In a meeting before Sidney Hook died, Hook took his pupil Rorty to task for abandoning science as a valid tool while still trying to call himself a pragmatist. I suspect Rorty never recovered from the challenge on his core philosophy that we can never know the truth, and I see much of his later career as an attempt to answer his early mentor. Tragically, I think he knew he couldn’t.

We could examine more of the postmodern beliefs, but ultimately they have been shown to be the result of taking good (and useful) ideas to their irrational extreme. It’s true that much of our knowledge becomes biased by needs of power and control, but it doesn’t follow that we have no knowledge. It’s true that various writings have many possible interpretations. It doesn’t follow that an author has no valid point to make. It’s true that science has made some grievous errors. It doesn’t follow that science isn’t progressively learning from those errors. It’s true that language can influence our thinking. It doesn’t follow that all knowledge is relative to our language. It’s true that reason has been used, and continues to be used, as a tool for oppression. It doesn’t follow that we should abandon it or else, as Chomsky has said, “Then only the rich and powerful will have it.”
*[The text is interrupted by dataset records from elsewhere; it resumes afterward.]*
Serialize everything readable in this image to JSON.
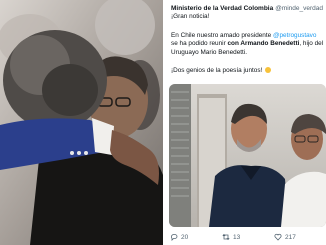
{
  "left_photo": {
    "icon": "embrace-photo"
  },
  "tweet": {
    "author_name": "Ministerio de la Verdad Colombia",
    "handle": "@minde_verdad",
    "line1": "¡Gran noticia!",
    "line2_a": "En Chile nuestro amado presidente ",
    "line2_mention": "@petrogustavo",
    "line3_a": "se ha podido reunir ",
    "line3_bold": "con Armando Benedetti",
    "line3_b": ", hijo del",
    "line4": "Uruguayo Mario Benedetti.",
    "line5": "¡Dos genios de la poesía juntos!",
    "emoji": "heart-eyes-emoji",
    "media": {
      "icon": "two-men-photo"
    },
    "actions": {
      "replies": "20",
      "retweets": "13",
      "likes": "217"
    }
  },
  "colors": {
    "mention": "#1d9bf0",
    "text": "#0f1419",
    "muted": "#536471"
  }
}
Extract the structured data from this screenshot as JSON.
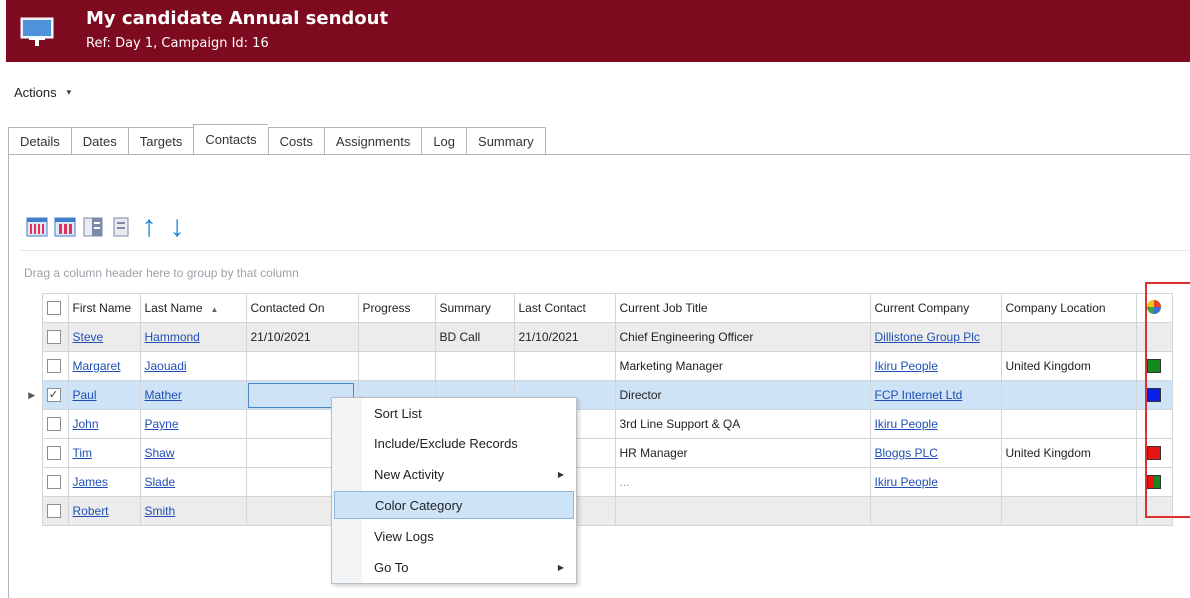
{
  "header": {
    "title": "My candidate Annual sendout",
    "subtitle": "Ref: Day 1, Campaign Id: 16"
  },
  "actions": {
    "label": "Actions",
    "caret": "▾"
  },
  "tabs": [
    {
      "label": "Details"
    },
    {
      "label": "Dates"
    },
    {
      "label": "Targets"
    },
    {
      "label": "Contacts"
    },
    {
      "label": "Costs"
    },
    {
      "label": "Assignments"
    },
    {
      "label": "Log"
    },
    {
      "label": "Summary"
    }
  ],
  "active_tab": "Contacts",
  "toolbar": {
    "arrow_up": "↑",
    "arrow_down": "↓"
  },
  "grid": {
    "group_hint": "Drag a column header here to group by that column",
    "columns": [
      "First Name",
      "Last Name",
      "Contacted On",
      "Progress",
      "Summary",
      "Last Contact",
      "Current Job Title",
      "Current Company",
      "Company Location"
    ],
    "rows": [
      {
        "first": "Steve",
        "last": "Hammond",
        "contacted": "21/10/2021",
        "progress": "",
        "summary": "BD Call",
        "last_contact": "21/10/2021",
        "job": "Chief Engineering Officer",
        "company": "Dillistone Group Plc",
        "location": "",
        "checked": "",
        "color": ""
      },
      {
        "first": "Margaret",
        "last": "Jaouadi",
        "contacted": "",
        "progress": "",
        "summary": "",
        "last_contact": "",
        "job": "Marketing Manager",
        "company": "Ikiru People",
        "location": "United Kingdom",
        "checked": "",
        "color": "#138a1e"
      },
      {
        "first": "Paul",
        "last": "Mather",
        "contacted": "",
        "progress": "",
        "summary": "",
        "last_contact": "",
        "job": "Director",
        "company": "FCP Internet Ltd",
        "location": "",
        "checked": "✓",
        "color": "#0a1ee6"
      },
      {
        "first": "John",
        "last": "Payne",
        "contacted": "",
        "progress": "",
        "summary": "",
        "last_contact": "",
        "job": "3rd Line Support & QA",
        "company": "Ikiru People",
        "location": "",
        "checked": "",
        "color": ""
      },
      {
        "first": "Tim",
        "last": "Shaw",
        "contacted": "",
        "progress": "",
        "summary": "",
        "last_contact": "",
        "job": "HR Manager",
        "company": "Bloggs PLC",
        "location": "United Kingdom",
        "checked": "",
        "color": "#e81414"
      },
      {
        "first": "James",
        "last": "Slade",
        "contacted": "",
        "progress": "",
        "summary": "",
        "last_contact": "",
        "job": "...",
        "company": "Ikiru People",
        "location": "",
        "checked": "",
        "color": "split"
      },
      {
        "first": "Robert",
        "last": "Smith",
        "contacted": "",
        "progress": "",
        "summary": "",
        "last_contact": "",
        "job": "",
        "company": "",
        "location": "",
        "checked": "",
        "color": ""
      }
    ],
    "selected_indicator": "▶"
  },
  "context_menu": {
    "items": [
      {
        "label": "Sort List",
        "submenu": ""
      },
      {
        "label": "Include/Exclude Records",
        "submenu": ""
      },
      {
        "label": "New Activity",
        "submenu": "▶"
      },
      {
        "label": "Color Category",
        "submenu": ""
      },
      {
        "label": "View Logs",
        "submenu": ""
      },
      {
        "label": "Go To",
        "submenu": "▶"
      }
    ],
    "highlighted": "Color Category"
  },
  "colors": {
    "header_bg": "#7d0a1e",
    "link": "#1f4fb5",
    "selection": "#cfe3f6",
    "accent_arrow": "#1a87d8",
    "highlight_frame": "#e03030"
  }
}
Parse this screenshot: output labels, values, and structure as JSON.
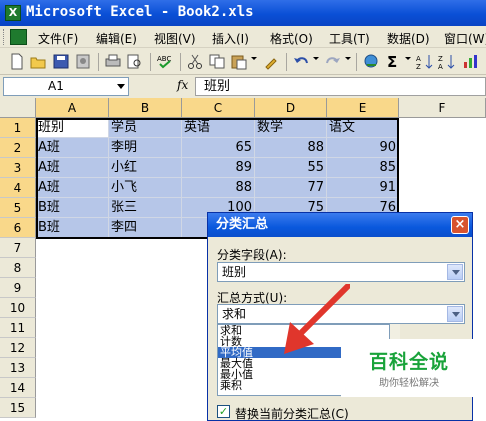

Postmodernism has been largely discredited and is on the wane. Even some of its most ardent followers are disavowing it. As the English historian Richard Evans said, “Of course it is right to say that we can never know the whole or absolute truth about anything in the past. But, just because we can never attain the whole or absolute truth, just because we make mistakes in our search for the truth about the past, just because there will always be something new to say about any historical subject, it does not follow that there is no such thing as the truth at all.” To its credit, however, postmodernism teaches us always to be aware of our prejudices and thus is a counter to our hubris.

Postmodernism has been termed “fashionable nonsense” in the eponymous book (subtitled Postmodern Intellectuals’ 
Abuse of Science) by Alan Sokal and Jean Bricmont. But while postmodernism is quickly decaying in important academic circles, its pernicious effects linger throughout academia and the general culture. Even one of its greatest exponents, Terry Eagleton, who wrote the postmodern classic Literary Theory, recently wrote a refutation titled After Theory. He saw that he was going to be on the wrong side of history and rushed to the exit.

Postmodern thinking is an extreme form of subjectivism and cynicism that subtly took over much of general culture. There is much to inform us within postmodern thought, but ultimately it is like a petulant child who wants knowledge pure and certain, and if it can’t be obtained, pouts, throws a temper tantrum, and walks away.

Rectifying the disastrous effects of postmodernism that undermined Enlightenment values is going to be difficult. Luckily people like Steven Pinker, Robert Reich, and many others are trying to restore a trust in reason, science, and the common good. Seeing every person as part of the human family is an ideal that is both scientifically true, as evidenced by the fact that that we’ve found over two hundred common human attributes, and it instills in us an ethical viewpoint that embraces both the universal and the particular.

History will record humanists at the forefront of all these diverse and opposing 
strands of intellectual dynamics that make up modern culture. Humanism is an evolving tradition, never stagnant. The modernism/postmodernism dialectic now informs all modern intellectual culture. Humanists like Sartre, Max Horkeimer, Theodor W. Adorno, Chomsky, Rorty, Lamont, Hook, Sokol, and Pinker have challenged fundamental ideas while staying true to our basic precept of using critical thinking 
to expand how best to know and to live. It’s been a challenging dialogue the past few decades, but one that has made humanism, especially the Enlightenment strands, stronger and more resilient. Weaving through all modern culture, our Enlightenment roots are still evolving.